L’activité du train de laminage à chaud de Châtelet pour les aciers inoxydables s’est progressivement redressée, avec une progression de 40% par rapport à 2009.
A la demande du secteur au niveau européen, représenté par EUROFER, et de plusieurs entreprises dont Aperam, une plainte pour dumping a été déposée à l’encontre des importateurs chinois et taïwanais. La Commission européenne a ouvert une enquête pour dumping – pour ces deux pays- et pour subventions abusives à l’encontre de la Chine seule. A ce jour, l’Europe reste la seule zone au monde ne protégeant pas son industrie des aciers inoxydables par rapport aux importations asiatiques.
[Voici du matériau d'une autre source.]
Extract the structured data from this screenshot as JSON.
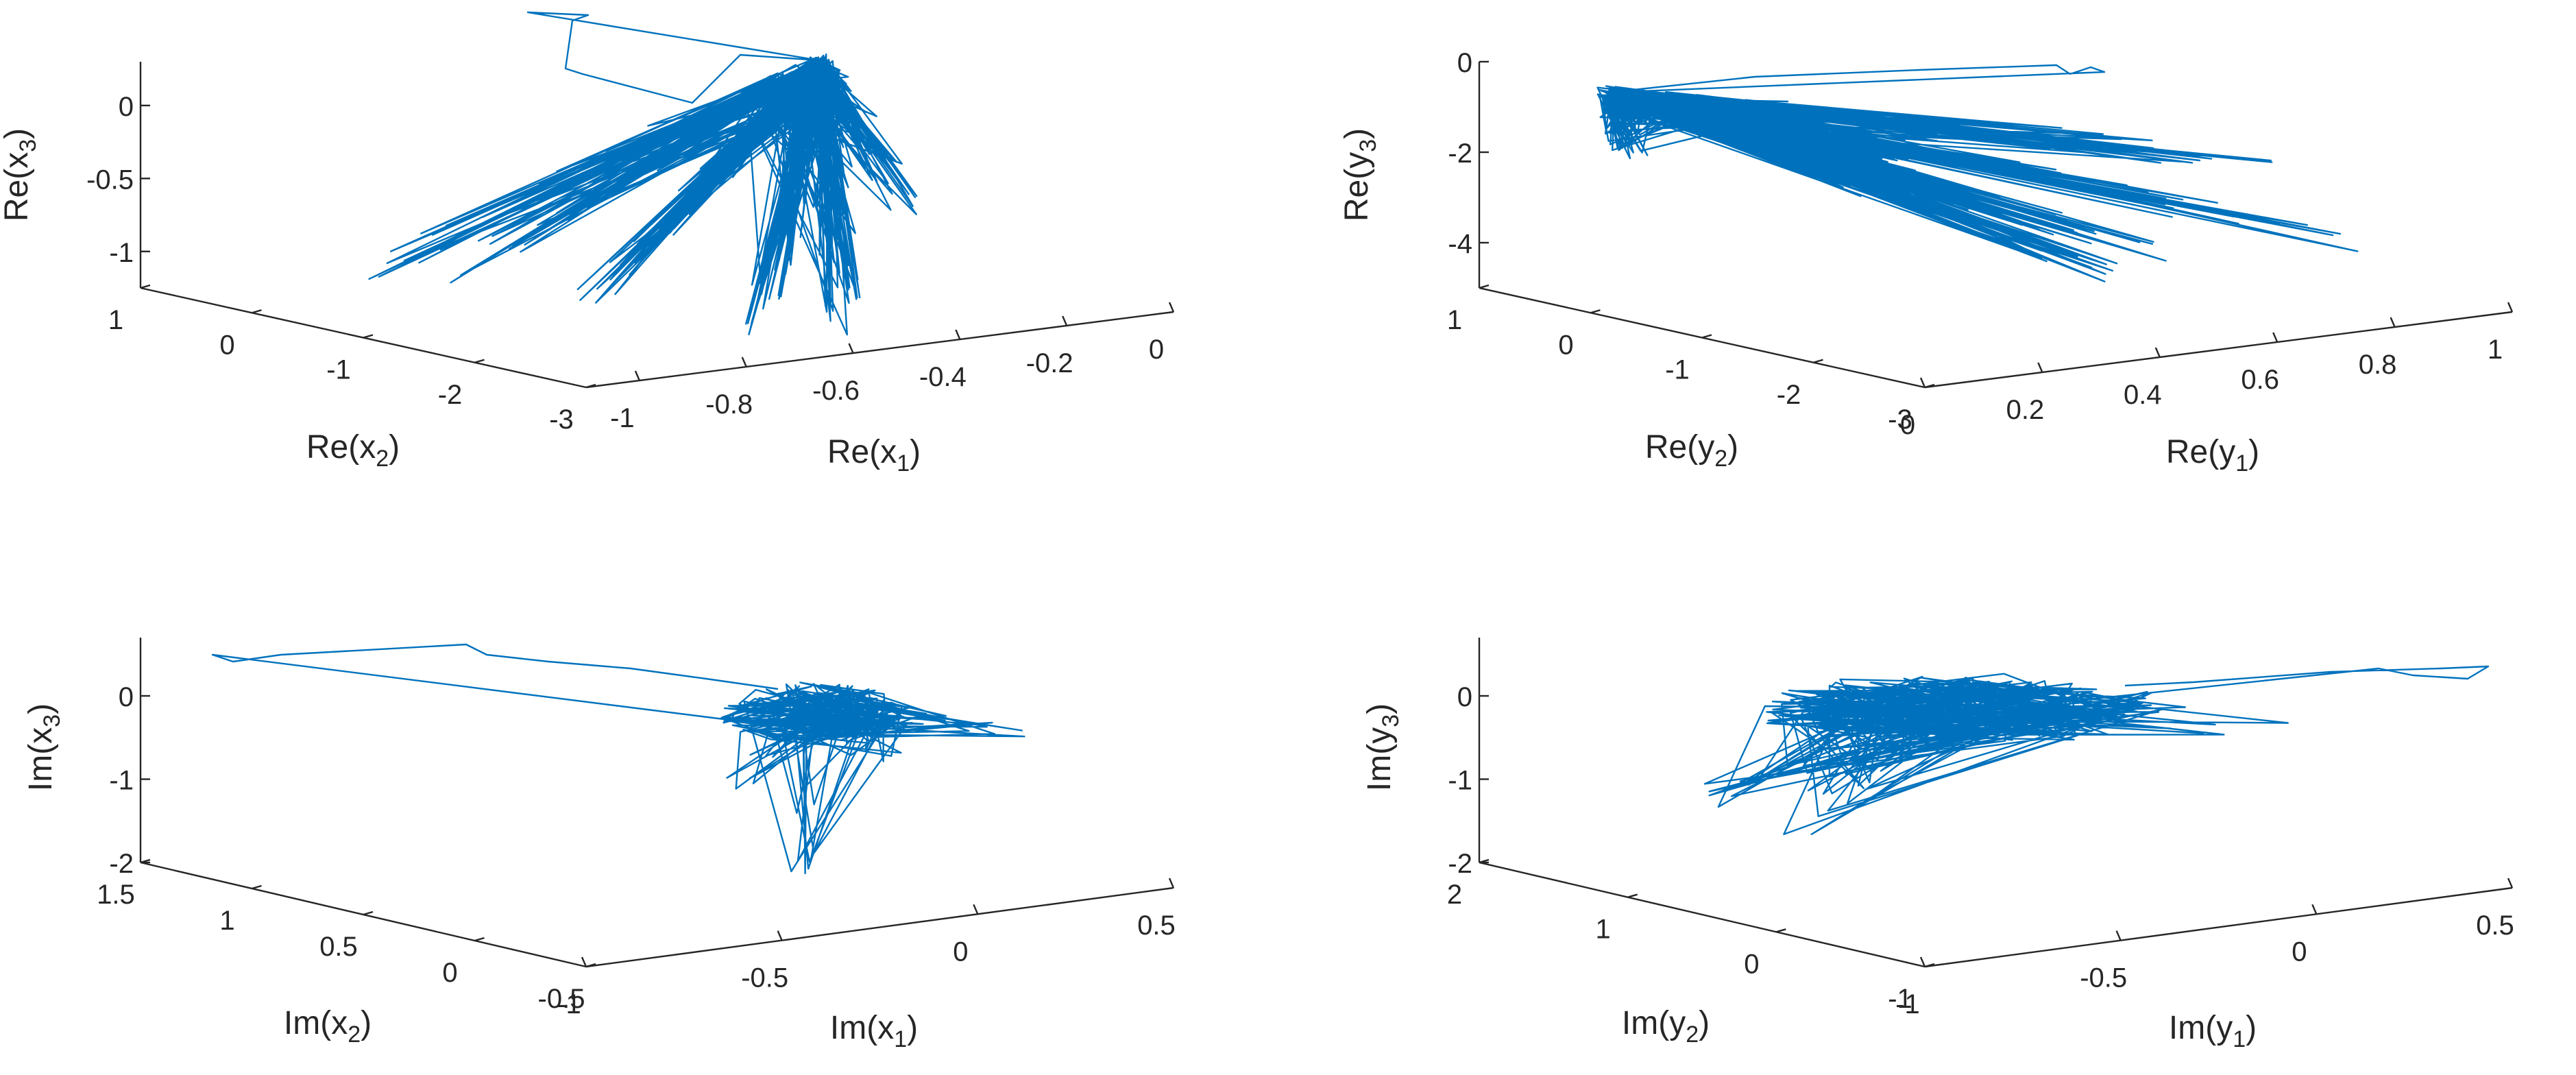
{
  "figure": {
    "layout": "2x2 grid of 3D line plots (trajectories)"
  },
  "chart_data": [
    {
      "type": "line",
      "subtype": "3d-trajectory",
      "panel": "top-left",
      "title": "",
      "line_color": "#0072BD",
      "x_axis": {
        "label_base": "Re(x",
        "label_sub": "1",
        "label_end": ")",
        "ticks": [
          "-1",
          "-0.8",
          "-0.6",
          "-0.4",
          "-0.2",
          "0"
        ],
        "lim": [
          -1.1,
          0
        ]
      },
      "y_axis": {
        "label_base": "Re(x",
        "label_sub": "2",
        "label_end": ")",
        "ticks": [
          "1",
          "0",
          "-1",
          "-2",
          "-3"
        ],
        "lim": [
          -3,
          1
        ]
      },
      "z_axis": {
        "label_base": "Re(x",
        "label_sub": "3",
        "label_end": ")",
        "ticks": [
          "0",
          "-0.5",
          "-1"
        ],
        "lim": [
          -1.25,
          0.3
        ]
      },
      "seed": 11
    },
    {
      "type": "line",
      "subtype": "3d-trajectory",
      "panel": "top-right",
      "title": "",
      "line_color": "#0072BD",
      "x_axis": {
        "label_base": "Re(y",
        "label_sub": "1",
        "label_end": ")",
        "ticks": [
          "0",
          "0.2",
          "0.4",
          "0.6",
          "0.8",
          "1"
        ],
        "lim": [
          0,
          1
        ]
      },
      "y_axis": {
        "label_base": "Re(y",
        "label_sub": "2",
        "label_end": ")",
        "ticks": [
          "1",
          "0",
          "-1",
          "-2",
          "-3"
        ],
        "lim": [
          -3,
          1
        ]
      },
      "z_axis": {
        "label_base": "Re(y",
        "label_sub": "3",
        "label_end": ")",
        "ticks": [
          "0",
          "-2",
          "-4"
        ],
        "lim": [
          -5,
          0
        ]
      },
      "seed": 23
    },
    {
      "type": "line",
      "subtype": "3d-trajectory",
      "panel": "bottom-left",
      "title": "",
      "line_color": "#0072BD",
      "x_axis": {
        "label_base": "Im(x",
        "label_sub": "1",
        "label_end": ")",
        "ticks": [
          "-1",
          "-0.5",
          "0",
          "0.5"
        ],
        "lim": [
          -1,
          0.5
        ]
      },
      "y_axis": {
        "label_base": "Im(x",
        "label_sub": "2",
        "label_end": ")",
        "ticks": [
          "1.5",
          "1",
          "0.5",
          "0",
          "-0.5"
        ],
        "lim": [
          -0.5,
          1.5
        ]
      },
      "z_axis": {
        "label_base": "Im(x",
        "label_sub": "3",
        "label_end": ")",
        "ticks": [
          "0",
          "-1",
          "-2"
        ],
        "lim": [
          -2,
          0.7
        ]
      },
      "seed": 37
    },
    {
      "type": "line",
      "subtype": "3d-trajectory",
      "panel": "bottom-right",
      "title": "",
      "line_color": "#0072BD",
      "x_axis": {
        "label_base": "Im(y",
        "label_sub": "1",
        "label_end": ")",
        "ticks": [
          "-1",
          "-0.5",
          "0",
          "0.5"
        ],
        "lim": [
          -1,
          0.5
        ]
      },
      "y_axis": {
        "label_base": "Im(y",
        "label_sub": "2",
        "label_end": ")",
        "ticks": [
          "2",
          "1",
          "0",
          "-1"
        ],
        "lim": [
          -1,
          2
        ]
      },
      "z_axis": {
        "label_base": "Im(y",
        "label_sub": "3",
        "label_end": ")",
        "ticks": [
          "0",
          "-1",
          "-2"
        ],
        "lim": [
          -2,
          0.7
        ]
      },
      "seed": 53
    }
  ]
}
Des contacts ont été pris avec le Ministre fédéral de l’Economie et ses services, afin qu’ils veillent à ce que la Belgique suive ce dossier de près et approuve les mesures antidumping et antisubventions. Les mesures provisoires sur les produits inox plats laminés à froid importés de Chine et Taiwan ont été publiées au Journal officiel 79d du 27 mars 2015. Les droits qui seront imposés aux aciers importés concernés seront de l’ordre de 11 à 12% pour les inox taïwanais et de 24,3 à 25,2% pour les inox chinois. Les parties ont un mois pour demander des informations complémentaires et présenter leurs observations à la Commission européennes. Cette décision, si elle se confirme, a permis de préserver quelque 650 emplois dans l’entreprise.